Condições dela aceites pela sexagenária,
voltaram a repor na igreja o mobiliário onde estivera antes, e Anabela foi
retirada do quarto dos ratos. Encolhida nos bancos traseiros do carrito de
Francisco, para não ser eventualmente vista por alguém do seu grupo, foi
levada à presença da tia, na quinta lá para as serranias.
Gostaram logo uma da outra. A sexagenária,
comovida com os dramas que a rapariga tinha vivido e a prova de dignidade em
salvar uma criança destinada certamente a uma vida horrível de escrava
sexual. Anabela, cativada com a bondade natural da senhora.
Passados uns tempos, os três eram já como
se fossem da mesma família: Anabela a chamar tia à senhora, na imitação do
Francisco, a sexagenária a dirigir-se-lhe como filhinha e o Francisco a
dizer maninha.
Contudo, um dia, ele teve uma surpresa.
Depois de lhe perguntar, ansioso, se ela, na escola, já tinha encontrado o
homem da sua vida, como dissera que desejava, ouviu:
―
O homem da minha vida és tu. Era de ti que eu gostava de ter filhos... Um
homem bom, entre tantos maus... O sonho de toda a mulher...
Perturbado, Francisco disse, só, nessa
altura, retirando-se e fingindo-se indiferente:
―
Estragaste tudo... Já não te posso chamar a minha
maninha. Agora há incesto verbal...
―
Incesto, uma ova...
Tiveram mais tarde explicações, numa das
poucas vezes que ele, prudentemente, agora vinha visitar a tia. Francisco
aconselhou Anabela que ela tirasse o sentido de o ter como pai dos filhos,
porque, como padre católico, ele não poderia nunca ter filhos; e ela
argumentou:
―
Sabe-se de muitos padres católicos que têm tido filhos, em todos os tempos.
Então, a Igreja tem duas alternativas: ou fecha os olhos e os ouvidos na sua
diplomacia costumeira, ou perde o padre.

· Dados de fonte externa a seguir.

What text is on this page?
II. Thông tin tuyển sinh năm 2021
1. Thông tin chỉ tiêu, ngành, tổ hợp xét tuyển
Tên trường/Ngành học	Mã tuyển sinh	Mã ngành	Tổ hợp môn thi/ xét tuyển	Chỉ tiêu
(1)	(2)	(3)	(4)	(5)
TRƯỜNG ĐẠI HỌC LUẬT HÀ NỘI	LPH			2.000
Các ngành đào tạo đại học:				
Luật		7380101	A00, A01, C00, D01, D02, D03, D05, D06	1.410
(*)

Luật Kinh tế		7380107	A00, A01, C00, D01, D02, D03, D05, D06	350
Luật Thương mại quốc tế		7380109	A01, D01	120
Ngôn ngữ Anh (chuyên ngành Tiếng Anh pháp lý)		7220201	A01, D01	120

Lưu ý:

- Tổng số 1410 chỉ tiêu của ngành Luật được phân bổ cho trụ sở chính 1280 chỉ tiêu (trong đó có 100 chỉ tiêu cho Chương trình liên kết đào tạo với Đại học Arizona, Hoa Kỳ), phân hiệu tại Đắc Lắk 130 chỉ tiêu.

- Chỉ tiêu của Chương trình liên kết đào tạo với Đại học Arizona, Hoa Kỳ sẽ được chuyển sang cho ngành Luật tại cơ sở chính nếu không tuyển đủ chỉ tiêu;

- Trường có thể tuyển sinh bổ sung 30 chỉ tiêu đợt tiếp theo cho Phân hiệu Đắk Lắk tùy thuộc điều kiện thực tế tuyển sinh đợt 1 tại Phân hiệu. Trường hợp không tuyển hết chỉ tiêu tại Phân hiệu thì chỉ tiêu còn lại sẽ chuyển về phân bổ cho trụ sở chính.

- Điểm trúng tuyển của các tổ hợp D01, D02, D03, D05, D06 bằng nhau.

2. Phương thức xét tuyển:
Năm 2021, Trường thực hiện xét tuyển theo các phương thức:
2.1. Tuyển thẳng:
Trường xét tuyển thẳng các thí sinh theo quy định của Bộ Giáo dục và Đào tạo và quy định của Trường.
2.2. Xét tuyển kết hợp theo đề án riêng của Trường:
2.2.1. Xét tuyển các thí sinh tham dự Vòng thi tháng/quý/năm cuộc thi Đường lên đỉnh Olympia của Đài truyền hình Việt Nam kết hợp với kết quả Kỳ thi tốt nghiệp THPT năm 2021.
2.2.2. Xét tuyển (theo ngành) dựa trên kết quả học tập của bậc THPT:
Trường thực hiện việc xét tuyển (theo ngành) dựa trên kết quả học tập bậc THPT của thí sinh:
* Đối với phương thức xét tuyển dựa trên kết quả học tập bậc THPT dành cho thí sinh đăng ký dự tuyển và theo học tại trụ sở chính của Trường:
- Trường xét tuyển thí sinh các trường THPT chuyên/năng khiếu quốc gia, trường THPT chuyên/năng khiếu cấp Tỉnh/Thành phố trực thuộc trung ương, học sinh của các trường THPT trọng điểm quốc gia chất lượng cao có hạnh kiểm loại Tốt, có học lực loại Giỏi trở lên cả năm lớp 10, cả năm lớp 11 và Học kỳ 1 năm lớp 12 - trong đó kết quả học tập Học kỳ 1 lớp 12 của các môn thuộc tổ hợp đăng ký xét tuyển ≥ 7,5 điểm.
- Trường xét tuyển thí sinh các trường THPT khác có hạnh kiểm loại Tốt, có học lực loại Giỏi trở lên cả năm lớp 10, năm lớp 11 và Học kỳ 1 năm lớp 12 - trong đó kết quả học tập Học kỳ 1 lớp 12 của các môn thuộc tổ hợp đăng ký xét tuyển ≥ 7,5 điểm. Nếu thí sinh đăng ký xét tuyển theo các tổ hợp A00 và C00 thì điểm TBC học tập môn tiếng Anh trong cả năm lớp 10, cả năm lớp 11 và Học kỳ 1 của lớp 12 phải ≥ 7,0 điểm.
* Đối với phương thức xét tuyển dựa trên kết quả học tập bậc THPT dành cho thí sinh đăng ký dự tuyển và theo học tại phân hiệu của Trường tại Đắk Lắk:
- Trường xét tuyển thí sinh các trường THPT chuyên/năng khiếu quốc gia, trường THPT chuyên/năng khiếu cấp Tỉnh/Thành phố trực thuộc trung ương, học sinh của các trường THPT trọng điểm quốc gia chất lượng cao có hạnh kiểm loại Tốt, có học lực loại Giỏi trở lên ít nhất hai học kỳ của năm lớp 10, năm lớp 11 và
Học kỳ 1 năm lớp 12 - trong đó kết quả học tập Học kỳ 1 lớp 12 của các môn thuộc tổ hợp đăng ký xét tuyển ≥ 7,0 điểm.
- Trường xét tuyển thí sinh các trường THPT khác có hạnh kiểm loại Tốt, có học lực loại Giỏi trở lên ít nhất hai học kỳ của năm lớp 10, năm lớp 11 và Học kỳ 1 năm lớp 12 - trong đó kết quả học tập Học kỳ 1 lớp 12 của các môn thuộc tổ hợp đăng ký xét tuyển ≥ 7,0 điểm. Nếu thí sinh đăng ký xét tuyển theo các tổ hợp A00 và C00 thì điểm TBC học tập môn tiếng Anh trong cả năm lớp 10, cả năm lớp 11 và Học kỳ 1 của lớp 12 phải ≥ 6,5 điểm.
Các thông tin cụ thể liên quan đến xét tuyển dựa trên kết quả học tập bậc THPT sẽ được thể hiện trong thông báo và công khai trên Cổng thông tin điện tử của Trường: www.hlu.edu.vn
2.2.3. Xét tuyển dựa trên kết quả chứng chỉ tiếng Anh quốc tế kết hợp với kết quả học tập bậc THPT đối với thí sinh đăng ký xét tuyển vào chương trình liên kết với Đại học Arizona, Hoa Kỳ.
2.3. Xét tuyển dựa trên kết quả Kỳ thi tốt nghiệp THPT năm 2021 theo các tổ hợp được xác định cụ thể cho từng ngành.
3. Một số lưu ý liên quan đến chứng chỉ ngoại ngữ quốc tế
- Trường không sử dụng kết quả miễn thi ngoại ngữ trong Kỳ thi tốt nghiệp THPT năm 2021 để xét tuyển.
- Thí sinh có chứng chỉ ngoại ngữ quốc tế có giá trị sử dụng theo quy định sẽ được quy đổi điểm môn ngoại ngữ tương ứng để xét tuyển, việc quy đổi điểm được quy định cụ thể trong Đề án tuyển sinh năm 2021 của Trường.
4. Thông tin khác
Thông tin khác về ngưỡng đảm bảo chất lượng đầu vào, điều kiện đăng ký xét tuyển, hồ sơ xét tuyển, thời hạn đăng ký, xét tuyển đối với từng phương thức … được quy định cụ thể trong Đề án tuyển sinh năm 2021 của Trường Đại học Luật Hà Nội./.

Ora os preciosos padres, como tu,
estão agora a ser uma espécie em vias de extinção...
Francisco, finalmente, sem argumentos
válidos, fechou essa conversa:
―
Gosto de ti como duma irmã mais nova. Deves
procurar noutro lado esse pai para os teus filhos, porque não sinto
interesse sexual por ti.
E ela pensou:
“Ai, não?... Hum!... Os olhares de um homem nunca enganam...”
Nessa mesma noite, Anabela, quando sentiu
tudo em silêncio em casa, saiu só em camisa de dormir do seu quarto e, pé
ante pé, entrou de mansinho no quarto dele.
“Vamos lá ver...”
Tirou a camisa, abriu a roupa, enfiou-se
na cama.
Francisco acordou com a intrusão e, pela
aragem silvestre, percebeu imediatamente quem tinha agora ali ao seu lado.
Disse “não” só uma vez e sem grande convicção. Quando a aragem o envolveu
aos beijos, não disse mesmo mais nada.